Je ne poserai pas initialement la question de ce que peut bien être l'« éternité » qui nous est promise, ni même de savoir si elle existe. C'est, comme on sait, une affaire où beaucoup de chrétiens ne nagent pas dans l'évidence, c'est le moins qu'on puisse dire ; et je n'en méconnais certes pas l'importance. Mais je voudrais faire porter d'abord la question sur l'autre terme du « repos éternel », à savoir : le repos. Que faut-il entendre par là ? Et pourquoi est-ce le « don » qu'il faut tant implorer pour les morts – c'est-à-dire aussi bien pour nous-mêmes quand nous y passerons ?
On peut s'étonner en effet que ce qui est présenté comme l'accomplissement ultime, éternel, de la vie humaine soit précisément le repos. « Comment ? dit l'objecteur.
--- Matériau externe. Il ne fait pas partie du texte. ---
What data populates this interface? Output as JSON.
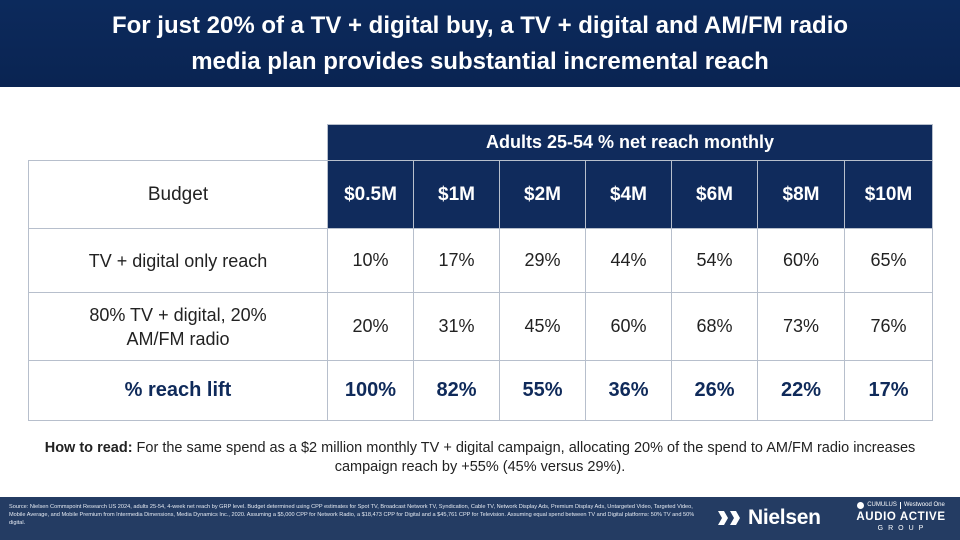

C'est là tout le bonheur auquel tend l'espérance ? Les grandes vacances infinies ! Et encore : Les vacances peuvent être actives et animées. Mais “repos” évoque le farniente, la chaise longue, le temps vide, les convalescences. (“Il lui faut beaucoup de repos.”) En somme, le repos ressemble à la mort. C'est une espérance pour gens fatigués. » Encore un peu, et on cite Nietzsche, toujours utile dans ces cas-là.
Mais enfin, ce « repos éternel » n'est pas venu par hasard. Il doit bien avoir des raisons. Voici quelques-unes de celles qu'on peut invoquer.
1. La vie d'autrefois était très dure pour la grande masse des humains : labeur et peine, la vallée de larmes. On conçoit que, dans un tel contexte, on puisse imaginer l'« après la mort » comme le repos – poser enfin le fardeau de cette vie de travail, de faim, de maladie, de deuils, de frustrations et de contraintes de toutes espèces. (De là à voir, dans la religion, l'« opium du peuple »...)
2. Autrefois encore, le travail n'était pas du tout une « valeur » – précisément à cause de tout ce qu'il représentait de dureté, de fatigue, d'écrasement. Travail « servile », travail d'esclave. Pour Aristote, la vie bonne est la vie de l'homme « libre » (non esclave), riche, qui peut consacrer son loisir aux activités supérieures de l'esprit, et particulièrement à la theoria, la connaissance intellectuelle. La vie la meilleure est celle du philosophe, occupé à penser, et qui n'encombre pas sa vie des tâches viles. Dans La République, c'est la dernière classe d'hommes (après les philosophes et les guerriers) qui s'occupe des tâches matérielles.